I have been a fairly angry person in the past; rage consumption of media played a big part of this. It seems to me to be a trend that if you are a feminist, publicly, these days, a lot of it involves denouncing things.
So much productivity literature, another of my favourite things to read (while I’m procrastinating wildly, obviously), says to cut out negativity.
It seems to pop up in advice from male writers. Funnily enough, men are also the ones who get mad when women (feminist or not) like Clementine Ford do call shit out we don’t agree with, like violence. And Zanni Louise, whose gentle blog I love, makes an excellent point when she asks… what do we do that for anyway?
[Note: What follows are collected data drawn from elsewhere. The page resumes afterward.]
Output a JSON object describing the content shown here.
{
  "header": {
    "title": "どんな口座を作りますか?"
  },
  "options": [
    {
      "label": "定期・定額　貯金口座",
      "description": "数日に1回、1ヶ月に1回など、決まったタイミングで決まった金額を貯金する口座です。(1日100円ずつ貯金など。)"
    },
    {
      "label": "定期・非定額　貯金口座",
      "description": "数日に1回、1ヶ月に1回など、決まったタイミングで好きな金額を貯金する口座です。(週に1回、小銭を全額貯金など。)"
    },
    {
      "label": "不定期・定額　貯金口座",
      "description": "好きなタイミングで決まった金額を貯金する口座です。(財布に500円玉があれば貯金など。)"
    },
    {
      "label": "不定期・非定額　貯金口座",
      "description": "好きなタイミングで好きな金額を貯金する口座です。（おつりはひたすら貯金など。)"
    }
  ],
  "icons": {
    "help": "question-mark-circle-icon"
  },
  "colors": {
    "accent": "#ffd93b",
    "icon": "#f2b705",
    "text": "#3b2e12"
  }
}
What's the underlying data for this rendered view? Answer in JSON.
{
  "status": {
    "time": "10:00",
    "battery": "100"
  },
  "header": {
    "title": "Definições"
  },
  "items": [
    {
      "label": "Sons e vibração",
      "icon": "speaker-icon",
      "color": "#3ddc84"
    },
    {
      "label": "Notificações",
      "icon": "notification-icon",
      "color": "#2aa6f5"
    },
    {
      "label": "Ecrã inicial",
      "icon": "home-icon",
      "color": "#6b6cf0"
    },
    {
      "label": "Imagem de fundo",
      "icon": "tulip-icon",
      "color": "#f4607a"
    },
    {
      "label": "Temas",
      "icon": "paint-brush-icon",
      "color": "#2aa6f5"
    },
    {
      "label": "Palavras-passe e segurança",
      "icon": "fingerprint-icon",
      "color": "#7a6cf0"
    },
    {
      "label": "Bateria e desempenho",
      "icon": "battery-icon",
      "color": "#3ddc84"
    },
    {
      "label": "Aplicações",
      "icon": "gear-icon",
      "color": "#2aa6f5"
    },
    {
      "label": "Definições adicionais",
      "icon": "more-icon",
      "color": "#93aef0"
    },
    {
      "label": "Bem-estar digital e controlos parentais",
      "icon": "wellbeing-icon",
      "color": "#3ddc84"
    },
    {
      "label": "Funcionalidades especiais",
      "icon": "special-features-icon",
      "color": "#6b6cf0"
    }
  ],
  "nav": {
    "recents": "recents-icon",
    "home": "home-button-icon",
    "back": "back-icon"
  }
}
I look for balance and please no one but myself in this. If I say something, I want it to mean something. If I’m angry, I want to express that thought, and then let it go, because I’ve moved on to doing something else, hopefully something to address it. I volunteer and my day job involves helping people all the time.
But then there are those things that make you feel angry because it’s something you can’t escape, it’s part of your reality. Do you ignore it? You can’t. Directly, as a result of the tracking of now-41 Australian women’s deaths through violence this year by Destroy the Joint, I feel less safe, I worry about my friends more, I wonder about domestic violence more. I thank my partner for being gentle, for God’s sake. Why are we trained to be this way?
I want to be productive through ignoring negativity in life. I want to focus on the good. But you can’t use positive thinking to bring back 41 women dead.